En juillet 1971, Niki de Saint Phalle et Jean Tinguely se marient. Paradoxalement, cette union survient au moment où les deux artistes décident de se séparer en tant que couple. La raison principale de leur mariage réside dans la volonté de confier l'un à l'autre la responsabilité posthume de leurs œuvres. Malgré leur séparation, les deux artistes resteront donc liés et très proches ; leur collaboration artistique ne semblant pas souffrir de cette rupture. En effet, plusieurs projets voient le jour comme un film Un rêve plus long que la nuit, Le Jardin des Tarots, en Italie ou encore La Fontaine Stravinsky qui est inaugurée en mars 1984 à Paris.

La mort de Jean Tinguely en 1991 marque la fin de la collaboration qu'entretient Niki de Saint Phalle avec lui. Pourtan, Saint Phalle travaillera pendant de longues années afin de faire en sorte que l'œuvre de son partenaire ne soit pas oubliée.

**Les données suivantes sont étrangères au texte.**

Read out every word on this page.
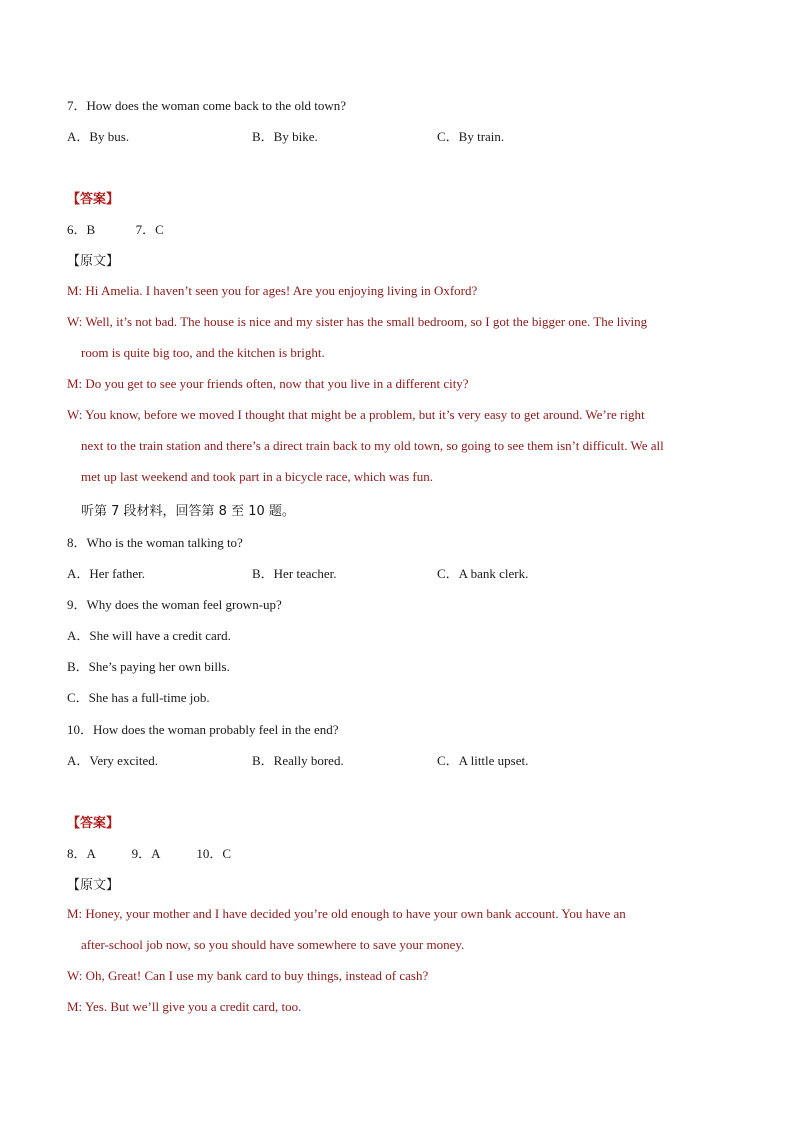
7．How does the woman come back to the old town?
A．By bus.	B．By bike.	C．By train.
【答案】
6．B	7．C
【原文】
M: Hi Amelia. I haven’t seen you for ages! Are you enjoying living in Oxford?
W: Well, it’s not bad. The house is nice and my sister has the small bedroom, so I got the bigger one. The living
room is quite big too, and the kitchen is bright.
M: Do you get to see your friends often, now that you live in a different city?
W: You know, before we moved I thought that might be a problem, but it’s very easy to get around. We’re right
next to the train station and there’s a direct train back to my old town, so going to see them isn’t difficult. We all
met up last weekend and took part in a bicycle race, which was fun.
听第 7 段材料，回答第 8 至 10 题。
8．Who is the woman talking to?
A．Her father.	B．Her teacher.	C．A bank clerk.
9．Why does the woman feel grown-up?
A．She will have a credit card.
B．She’s paying her own bills.
C．She has a full-time job.
10．How does the woman probably feel in the end?
A．Very excited.	B．Really bored.	C．A little upset.
【答案】
8．A	9．A	10．C
【原文】
M: Honey, your mother and I have decided you’re old enough to have your own bank account. You have an
after-school job now, so you should have somewhere to save your money.
W: Oh, Great! Can I use my bank card to buy things, instead of cash?
M: Yes. But we’ll give you a credit card, too.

En son honneur, elle crée une série de tableaux mobiles intitulée Méta-Tinguely (1991-1992) au sein desquels elle mêle les éléments iconographiques typiques de l'art de Tinguely aux siens. Peu après, elle réalise ses Tableaux éclatés qu'elle considère comme des œuvres collaboratives bien que créées en l'absence de Tinguely. Dans une lettre posthume lui étant adressée, elle écrit ainsi : « À travers mes nouvelles œuvres, Jean, nous continuons à collaborer. Tu es toujours présent même si ces tableaux ne te ressemblent pas ».
En 1996, le Musée Tinguely est inauguré à Bâle. Fruit d’une donation de Niki de 52 sculptures et de nombreux dessins, il perpétue encore un peu plus le lien qui les unissait.